日本地球惑星科学連合2019年大会

講演情報

[E] 口頭発表

セッション記号 S (固体地球科学) » S-SS 地震学

[S-SS05] Induced and triggered seismicity: case-studies, monitoring and modeling techniques

2019年5月26日(日) 13:45 〜 15:15 A04 (東京ベイ幕張ホール)

コンビーナ:Luca Urpi(Swiss Seismological Service - ETH Zurich)、Enescu Bogdan(京都大学 大学院 理学研究科 地球惑星科学専攻 地球物理学教室)、青木 陽介(東京大学地震研究所)、Francesco Grigoli(ETH-Zurich, Swiss Seismological Service)、座長:Luca Urpi(ETH-Zurich; Swiss Seismological Service)、Bogdan Enescu(京都大学 大学院理学研究科)、Francesco Grigoli(ETH-Zurich; Swiss Seismological Service)、青木 陽介

14:00 〜 14:15

[SSS05-02] Micromechanical model connecting earthquake statistics and observed spatiotemporal changes in source parameters of fluid induced seismicity

*佐藤 大祐1吉田 圭佑2 (1. 京都大学防災研究所、2.東北大学理学研究科附属地震噴火予知研究観測センター )

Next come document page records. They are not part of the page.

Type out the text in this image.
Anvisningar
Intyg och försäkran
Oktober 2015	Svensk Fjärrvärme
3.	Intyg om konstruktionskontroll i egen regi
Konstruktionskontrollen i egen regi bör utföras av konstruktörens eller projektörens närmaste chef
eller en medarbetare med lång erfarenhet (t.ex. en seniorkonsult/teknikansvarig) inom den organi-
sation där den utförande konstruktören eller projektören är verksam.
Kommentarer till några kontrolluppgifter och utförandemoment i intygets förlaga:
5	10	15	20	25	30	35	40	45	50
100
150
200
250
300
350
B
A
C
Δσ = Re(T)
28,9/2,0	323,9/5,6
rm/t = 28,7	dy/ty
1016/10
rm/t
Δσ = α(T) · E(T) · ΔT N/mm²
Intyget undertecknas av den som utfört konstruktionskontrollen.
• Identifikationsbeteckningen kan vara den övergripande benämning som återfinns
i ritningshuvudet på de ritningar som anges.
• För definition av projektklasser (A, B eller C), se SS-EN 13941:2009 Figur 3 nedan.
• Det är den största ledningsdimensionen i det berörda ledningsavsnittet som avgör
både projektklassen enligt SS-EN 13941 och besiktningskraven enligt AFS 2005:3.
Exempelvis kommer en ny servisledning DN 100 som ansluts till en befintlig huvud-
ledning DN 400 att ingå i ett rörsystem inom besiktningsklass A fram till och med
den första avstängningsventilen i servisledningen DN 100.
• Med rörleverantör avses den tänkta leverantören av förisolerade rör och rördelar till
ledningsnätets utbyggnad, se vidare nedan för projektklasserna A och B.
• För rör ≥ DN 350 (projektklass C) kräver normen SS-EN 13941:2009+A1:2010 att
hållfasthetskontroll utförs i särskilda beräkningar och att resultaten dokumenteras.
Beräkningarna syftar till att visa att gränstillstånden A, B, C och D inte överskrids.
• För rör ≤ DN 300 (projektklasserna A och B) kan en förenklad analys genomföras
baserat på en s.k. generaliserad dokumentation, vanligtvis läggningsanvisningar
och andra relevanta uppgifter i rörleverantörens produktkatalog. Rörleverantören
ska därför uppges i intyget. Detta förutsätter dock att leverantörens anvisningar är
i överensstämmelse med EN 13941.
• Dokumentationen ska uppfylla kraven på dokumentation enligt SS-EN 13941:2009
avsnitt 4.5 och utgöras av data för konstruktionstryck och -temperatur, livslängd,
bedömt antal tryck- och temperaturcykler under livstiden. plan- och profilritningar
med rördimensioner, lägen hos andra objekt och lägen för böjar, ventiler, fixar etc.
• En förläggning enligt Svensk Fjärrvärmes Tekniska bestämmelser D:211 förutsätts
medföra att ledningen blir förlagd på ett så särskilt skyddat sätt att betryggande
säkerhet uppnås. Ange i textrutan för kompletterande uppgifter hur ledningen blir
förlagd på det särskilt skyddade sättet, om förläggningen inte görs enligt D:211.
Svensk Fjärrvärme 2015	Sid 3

キーワード: Induced-Seismicity and Earthquake Swarms、Micromechanical Model、Source Paraemters

In the context of the hazard assessment of fluid-induced seismicity, the earthquake activities are known to successively continue even after the stop of fluid-injection. The change in earthquake statistics (typified by b-values and seismicity rate) is shown to be the functions of elapsed time from fluid injection similar to the Omori-law of aftershocks, even without any mainshocks (Bachmann et al., 2012). Such statistical features are also seen in the natural earthquake swarms, and simultaneously, it is further shown that the corresponding change of the stress-strength state can be captured by using source parameters (such as stress drops, strength) (Yoshida et al., 2017). The model is now required to describe synchronized observed changes in the source parameters and earthquake activities (Segall and Lu, 2015).

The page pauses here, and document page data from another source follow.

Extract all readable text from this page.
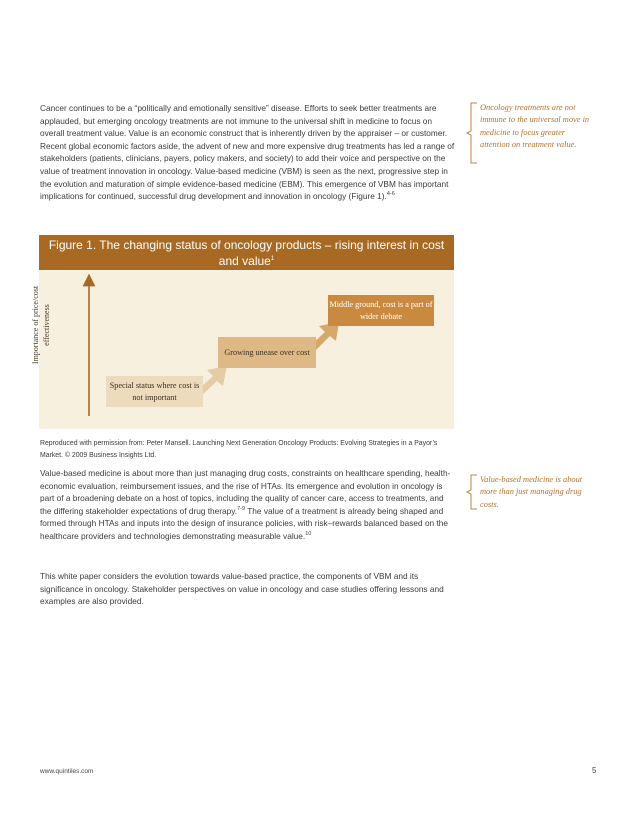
Cancer continues to be a “politically and emotionally sensitive” disease. Efforts to seek better treatments are applauded, but emerging oncology treatments are not immune to the universal shift in medicine to focus on overall treatment value. Value is an economic construct that is inherently driven by the appraiser – or customer. Recent global economic factors aside, the advent of new and more expensive drug treatments has led a range of stakeholders (patients, clinicians, payers, policy makers, and society) to add their voice and perspective on the value of treatment innovation in oncology. Value-based medicine (VBM) is seen as the next, progressive step in the evolution and maturation of simple evidence-based medicine (EBM). This emergence of VBM has important implications for continued, successful drug development and innovation in oncology (Figure 1).$^{4-6}$

Oncology treatments are not immune to the universal move in medicine to focus greater attention on treatment value.
Figure 1. The changing status of oncology products – rising interest in cost and value$^1$
Importance of price/cost effectiveness
Special status where cost is not important
Growing unease over cost
Middle ground, cost is a part of wider debate

Reproduced with permission from: Peter Mansell. Launching Next Generation Oncology Products: Evolving Strategies in a Payor’s Market. © 2009 Business Insights Ltd.

Value-based medicine is about more than just managing drug costs, constraints on healthcare spending, health-economic evaluation, reimbursement issues, and the rise of HTAs. Its emergence and evolution in oncology is part of a broadening debate on a host of topics, including the quality of cancer care, access to treatments, and the differing stakeholder expectations of drug therapy.$^{7-9}$ The value of a treatment is already being shaped and formed through HTAs and inputs into the design of insurance policies, with risk–rewards balanced based on the healthcare providers and technologies demonstrating measurable value.$^{10}$

Value-based medicine is about more than just managing drug costs.

This white paper considers the evolution towards value-based practice, the components of VBM and its significance in oncology. Stakeholder perspectives on value in oncology and case studies offering lessons and examples are also provided.

www.quintiles.com	5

In this research, by considering strength heterogeneity of faults expected from experimentally verified physics, we provide the micromechanical model of such seismicity induced by on-fault fluid diffusion, and explain the results of the above data-driven analysis. Presentation contains following four contents. First, a micromechanical model is proposed. In the model, many patches are distributed randomly on a fault so that the patches are sufficiently small (or distant) to interact with each other; those patches rupture when the effective strength becomes smaller than applied shear stress due to the fluid diffusion, and the rupture cascades in each patches as in Scholz (1965). The assumption of the on-fault diffusion is based on the recent observation that the earthquake activities propagate facially (e.g., Yukutake et al., 2010, Yoshida et al., 2017). Second, the spatiotemporal changes of the source parameters are obtained as the solutions of the model. Consequently, multiple source parameters are parametrized by injected pressure, diffusion radius of fluid, normal stress on the fault, and the fluctuation of the excess strength; after the parametrization, those source parameters are shown to follow the common master curve. Third, the observed data is fitted, and the consistency between the theory and the observation is suggested. Fourth, the theoretical prediction for the temporal transience in the moment release rate is checked by the data of Yoshida et al. (2017), and the result strongly supports the theory.